欧美丰满大乳屁股流白浆_一区二区三区性色福利在线视频_中文精品久久久久国产不卡_国产欧美日韩一级视频在线观看_久久久久国色A免费看_无码AV永久免费专区网站_永久免费无码AV片在线播放

Plausibility is a formalization of exact tests for parametric models and generalizes procedures such as Fisher's exact test. The resulting tests are based on cumulative probabilities of the probability density function and evaluate consistency with a parametric family while providing exact control of the $\alpha$ level for finite sample size. Model comparisons are inefficient in this approach. We generalize plausibility by incorporating weighing which allows to perform model comparisons. We show that one weighing scheme is asymptotically equivalent to the likelihood ratio test (LRT) and has finite sample guarantees for the test size under the null hypothesis unlike the LRT. We confirm theoretical properties in simulations that mimic the data set of our data application. We apply the method to a retinoblastoma data set and demonstrate a parent-of-origin effect.
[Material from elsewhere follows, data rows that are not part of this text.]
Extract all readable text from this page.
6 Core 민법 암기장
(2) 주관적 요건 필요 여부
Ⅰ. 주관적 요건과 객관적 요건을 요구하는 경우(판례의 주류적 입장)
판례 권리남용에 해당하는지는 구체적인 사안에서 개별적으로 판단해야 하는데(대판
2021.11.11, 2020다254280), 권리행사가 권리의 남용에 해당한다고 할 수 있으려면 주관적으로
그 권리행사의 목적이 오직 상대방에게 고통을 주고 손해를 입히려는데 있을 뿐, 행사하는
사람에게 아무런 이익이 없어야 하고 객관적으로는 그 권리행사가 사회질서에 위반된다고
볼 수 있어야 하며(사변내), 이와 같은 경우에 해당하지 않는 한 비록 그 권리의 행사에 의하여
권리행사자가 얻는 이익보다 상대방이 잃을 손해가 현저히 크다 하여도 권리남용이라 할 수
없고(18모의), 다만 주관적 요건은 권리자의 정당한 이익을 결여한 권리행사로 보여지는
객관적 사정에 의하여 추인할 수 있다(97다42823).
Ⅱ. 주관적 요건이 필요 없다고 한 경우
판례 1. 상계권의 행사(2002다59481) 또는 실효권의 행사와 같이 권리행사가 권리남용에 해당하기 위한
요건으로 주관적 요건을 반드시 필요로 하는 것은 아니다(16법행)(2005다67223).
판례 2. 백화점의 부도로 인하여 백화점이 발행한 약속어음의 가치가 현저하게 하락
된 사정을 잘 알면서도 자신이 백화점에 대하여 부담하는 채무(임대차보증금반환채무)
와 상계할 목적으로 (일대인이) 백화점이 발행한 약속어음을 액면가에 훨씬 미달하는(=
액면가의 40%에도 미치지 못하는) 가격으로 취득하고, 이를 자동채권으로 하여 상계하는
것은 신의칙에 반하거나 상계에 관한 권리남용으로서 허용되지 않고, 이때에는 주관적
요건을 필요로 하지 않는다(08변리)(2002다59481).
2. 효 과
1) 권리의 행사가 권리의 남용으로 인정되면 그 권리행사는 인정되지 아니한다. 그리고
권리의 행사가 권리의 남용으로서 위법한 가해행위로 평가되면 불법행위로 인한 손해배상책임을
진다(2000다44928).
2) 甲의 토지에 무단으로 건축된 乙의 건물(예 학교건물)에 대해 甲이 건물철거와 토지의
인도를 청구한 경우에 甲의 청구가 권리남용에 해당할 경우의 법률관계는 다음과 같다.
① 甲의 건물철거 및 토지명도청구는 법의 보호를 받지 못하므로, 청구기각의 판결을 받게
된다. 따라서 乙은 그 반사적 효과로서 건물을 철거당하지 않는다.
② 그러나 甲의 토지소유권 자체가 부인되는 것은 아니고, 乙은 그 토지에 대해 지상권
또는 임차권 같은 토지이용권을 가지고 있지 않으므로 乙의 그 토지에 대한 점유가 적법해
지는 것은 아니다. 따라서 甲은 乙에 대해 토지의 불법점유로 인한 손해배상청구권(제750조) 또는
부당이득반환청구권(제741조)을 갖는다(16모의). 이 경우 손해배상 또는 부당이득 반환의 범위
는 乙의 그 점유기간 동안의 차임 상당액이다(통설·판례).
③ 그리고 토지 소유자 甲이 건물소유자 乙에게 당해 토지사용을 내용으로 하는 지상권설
Weighted plausibility also has applications in high-dimensional data analysis and P-values for penalized regression models can be derived. We demonstrate superior performance as compared to a data-splitting procedure in a simulation study. We apply weighted plausibility to a high-dimensional gene expression, case-control prostate cancer data set. We discuss the flexibility of the approach by relating weighted plausibility to targeted learning, the bootstrap, and sparsity selection.

相關內容

確切的

關注 0

可約的 · 優化器 · 控制器 · MoDELS · 離散化 ·

2021 年 10 月 31 日

Reduced Order Model Predictive Control for Parametrized Parabolic Partial Differential Equations

Saskia Dietze,Martin A. Grepl

Model Predictive Control (MPC) is a well-established approach to solve infinite horizon optimal control problems. Since optimization over an infinite time horizon is generally infeasible, MPC determines a suboptimal feedback control by repeatedly solving finite time optimal control problems. Although MPC has been successfully used in many applications, applying MPC to large-scale systems -- arising, e.g., through discretization of partial differential equations -- requires the solution of high-dimensional optimal control problems and thus poses immense computational effort. We consider systems governed by parametrized parabolic partial differential equations and employ the reduced basis (RB) method as a low-dimensional surrogate model for the finite time optimal control problem. The reduced order optimal control serves as feedback control for the original large-scale system. We analyze the proposed RB-MPC approach by first developing a posteriori error bounds for the errors in the optimal control and associated cost functional. These bounds can be evaluated efficiently in an offline-online computational procedure and allow us to guarantee asymptotic stability of the closed-loop system using the RB-MPC approach. We also propose an adaptive strategy to choose the prediction horizon of the finite time optimal control problem. Numerical results are presented to illustrate the theoretical properties of our approach.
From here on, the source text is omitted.